A veces me cruzo con un señor de cierta edad, que lleva de la mano o del brazo a otro más joven con algunos signos de tener algún tipo de discapacidad intelectual y motora. Por la complicidad y al afecto que se expresan, he deducido que se trata de un padre y su hijo, que van camino del centro donde el chico participa o que ya están de regreso a casa. Llevan un ritmo lento, sosegado, casi contemplativo, donde el padre se adapta al ritmo que marca su hijo, pero en ningún momento el rostro del más mayor denota impaciencia o hartazgo. Todo lo contrario, se le esboza siempre una leve sonrisa, incluso a veces van riéndose los dos a carcajada. El paso del más joven es lento y algo torpe, como si se fuera a tropezar en cualquier momento, pero el señor le agarra con firmeza y a la vez con cariño.
Esa “procesión” es diaria, incluso se realiza varias veces al día. La imagen es muy similar en invierno o en primavera, haga lluvia, sol, frío o calor y el paso de los años no ha mermado la estampa de este paseo compartido, como parte de la vida de cada día. Y contemplando esta escena, mi mente recrea otros escenarios que me vienen a la cabeza, como los pasos en Semana Santa, tan cargados de emoción y sentimiento, como los que a mí me provocan esta escena familiar.
La cruz de aquel chico más joven, es decir, su situación de mayor vulnerabilidad o fragilidad, su dependencia de la ayuda de otras personas, es para todos los días del año, incluido el domingo de Resurrección. Pero a la vez, su rostro lleno de paz o de alegría, me dicen que también viven todos los días la fiesta de la vida, en donde la luz se abre paso entre la oscuridad, y el dolor y el sufrimiento son trascendidos por un amor único, como el que tiene aquel padre por su hijo. Su padre le mira con ternura, es su hijo, carne de su carne y sangre de su sangre y ese amor no merma por la discapacidad física y psíquica del chico, sino todo lo contrario, el amor se hace más grande cuanto más hay que dar, cuanto más lo necesita alguien.
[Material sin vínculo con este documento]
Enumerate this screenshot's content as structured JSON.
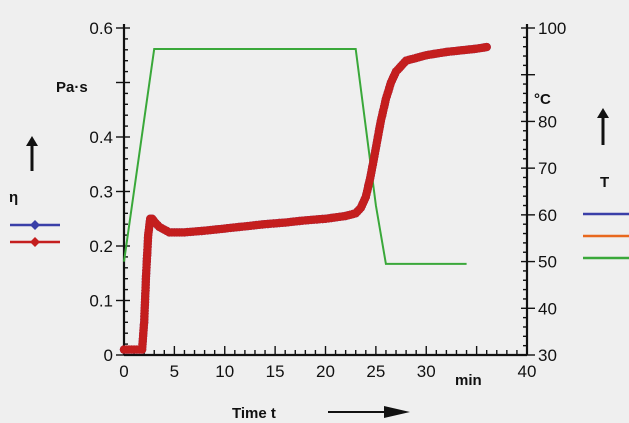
{
  "chart_data": {
    "type": "line",
    "xlabel": "Time t",
    "x_unit": "min",
    "xlim": [
      0,
      40
    ],
    "x_ticks": [
      0,
      5,
      10,
      15,
      20,
      25,
      30,
      40
    ],
    "left_axis": {
      "symbol": "η",
      "unit": "Pa·s",
      "ylim": [
        0,
        0.6
      ],
      "ticks": [
        0,
        0.1,
        0.2,
        0.3,
        0.4,
        0.5,
        0.6
      ],
      "tick_labels": [
        "0",
        "0.1",
        "0.2",
        "0.3",
        "0.4",
        "",
        "0.6"
      ]
    },
    "right_axis": {
      "symbol": "T",
      "unit": "°C",
      "ylim": [
        30,
        100
      ],
      "ticks": [
        30,
        40,
        50,
        60,
        70,
        80,
        90,
        100
      ],
      "tick_labels": [
        "30",
        "40",
        "50",
        "60",
        "70",
        "80",
        "",
        "100"
      ]
    },
    "series": [
      {
        "axis": "left",
        "color": "#c41e1e",
        "marker": "circle",
        "x": [
          0,
          1,
          1.8,
          2.0,
          2.2,
          2.4,
          2.6,
          2.8,
          3.0,
          3.5,
          4.5,
          6,
          8,
          10,
          12,
          14,
          16,
          18,
          20,
          22,
          23,
          23.5,
          24,
          24.5,
          25,
          25.5,
          26,
          26.5,
          27,
          27.5,
          28,
          29,
          30,
          31,
          32,
          33,
          34,
          35,
          36
        ],
        "y": [
          0.01,
          0.01,
          0.01,
          0.06,
          0.15,
          0.22,
          0.25,
          0.25,
          0.245,
          0.235,
          0.225,
          0.225,
          0.228,
          0.232,
          0.236,
          0.24,
          0.243,
          0.247,
          0.25,
          0.255,
          0.26,
          0.27,
          0.29,
          0.33,
          0.38,
          0.43,
          0.47,
          0.5,
          0.52,
          0.53,
          0.54,
          0.545,
          0.55,
          0.553,
          0.556,
          0.558,
          0.56,
          0.562,
          0.565
        ]
      },
      {
        "axis": "left",
        "color": "#3a3fa8",
        "marker": "circle",
        "x": [
          0,
          1,
          1.8,
          2.0,
          2.2,
          2.4,
          2.6,
          2.8,
          3.0,
          3.5,
          4.5,
          6,
          8,
          10,
          12,
          14,
          16,
          18,
          20,
          22,
          23,
          23.5,
          24,
          24.5,
          25,
          25.5,
          26,
          26.5,
          27,
          27.5,
          28,
          29,
          30,
          31,
          32,
          33,
          34,
          35,
          36
        ],
        "y": [
          0.01,
          0.01,
          0.01,
          0.06,
          0.15,
          0.22,
          0.25,
          0.25,
          0.245,
          0.235,
          0.225,
          0.225,
          0.228,
          0.232,
          0.236,
          0.24,
          0.243,
          0.247,
          0.25,
          0.255,
          0.26,
          0.27,
          0.29,
          0.33,
          0.38,
          0.43,
          0.47,
          0.5,
          0.52,
          0.53,
          0.54,
          0.545,
          0.55,
          0.553,
          0.556,
          0.558,
          0.56,
          0.562,
          0.565
        ]
      },
      {
        "axis": "right",
        "color": "#3aa83a",
        "marker": "none",
        "x": [
          0,
          3,
          23,
          25,
          26,
          30,
          34
        ],
        "y": [
          50,
          95.5,
          95.5,
          62,
          49.5,
          49.5,
          49.5
        ]
      }
    ],
    "legend": [
      {
        "axis": "left",
        "color": "#3a3fa8",
        "marker": "diamond"
      },
      {
        "axis": "left",
        "color": "#c41e1e",
        "marker": "diamond"
      },
      {
        "axis": "right",
        "color": "#3a3fa8",
        "marker": "none"
      },
      {
        "axis": "right",
        "color": "#e8681e",
        "marker": "none"
      },
      {
        "axis": "right",
        "color": "#3aa83a",
        "marker": "none"
      }
    ],
    "grid": false
  }
}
A veces el padre le canta alguna canción o le cuenta algún chiste divertido, y otras veces van en silencio. Las trompetas y los tambores que acompañan esos paseos están hechos de latidos de corazón y de miradas cruzadas, que no necesitan de las palabras porque todo se está diciendo. Caminando al mismo compás, a veces el padre tirando del hijo, y otras veces el hijo tirando del padre, porque hacer el mismo camino es también saber esperar y unificar el ritmo.
Ellos no necesitan hábito ni capirote, ni hachón, ni medalla. Ni siquiera necesitan público, aunque no saben que cuando me cruzo con ellos, han tocado mi corazón y mi devoción y desearía juntarme a ellos siendo parte de esa comitiva procesional. La vida es también como una procesión, donde celebramos a la vez el dolor y la alegría de la vida. Ayuno y sobreabundancia, fracaso y éxito, muerte y vida. Todo junto cada día de la existencia, en procesión a veces acompañados, a veces acompañando y a veces solos de remate. Pero al final, el horizonte en la idea de que “lo mejor está siempre por llegar”.
Ese padre lleva años siendo cofrade del paso de su hijo, cadente y desesperante para el que es ajeno a su hermandad, pero él lo tiene claro. Y estoy seguro que cada noche al acostarse da gracias por el tesoro de su hijo, aunque esté molido de cansancio y cada mañana, abre las manos para volver a la procesión más difícil pero a la vez más hermosa de la que puede formar parte, la del amor que sólo da, sin esperar nada a cambio. O sí, quizá una leve mueca de su hijo que le confirme que ser padre de aquel hijo es lo mejor que le ha pasado nunca.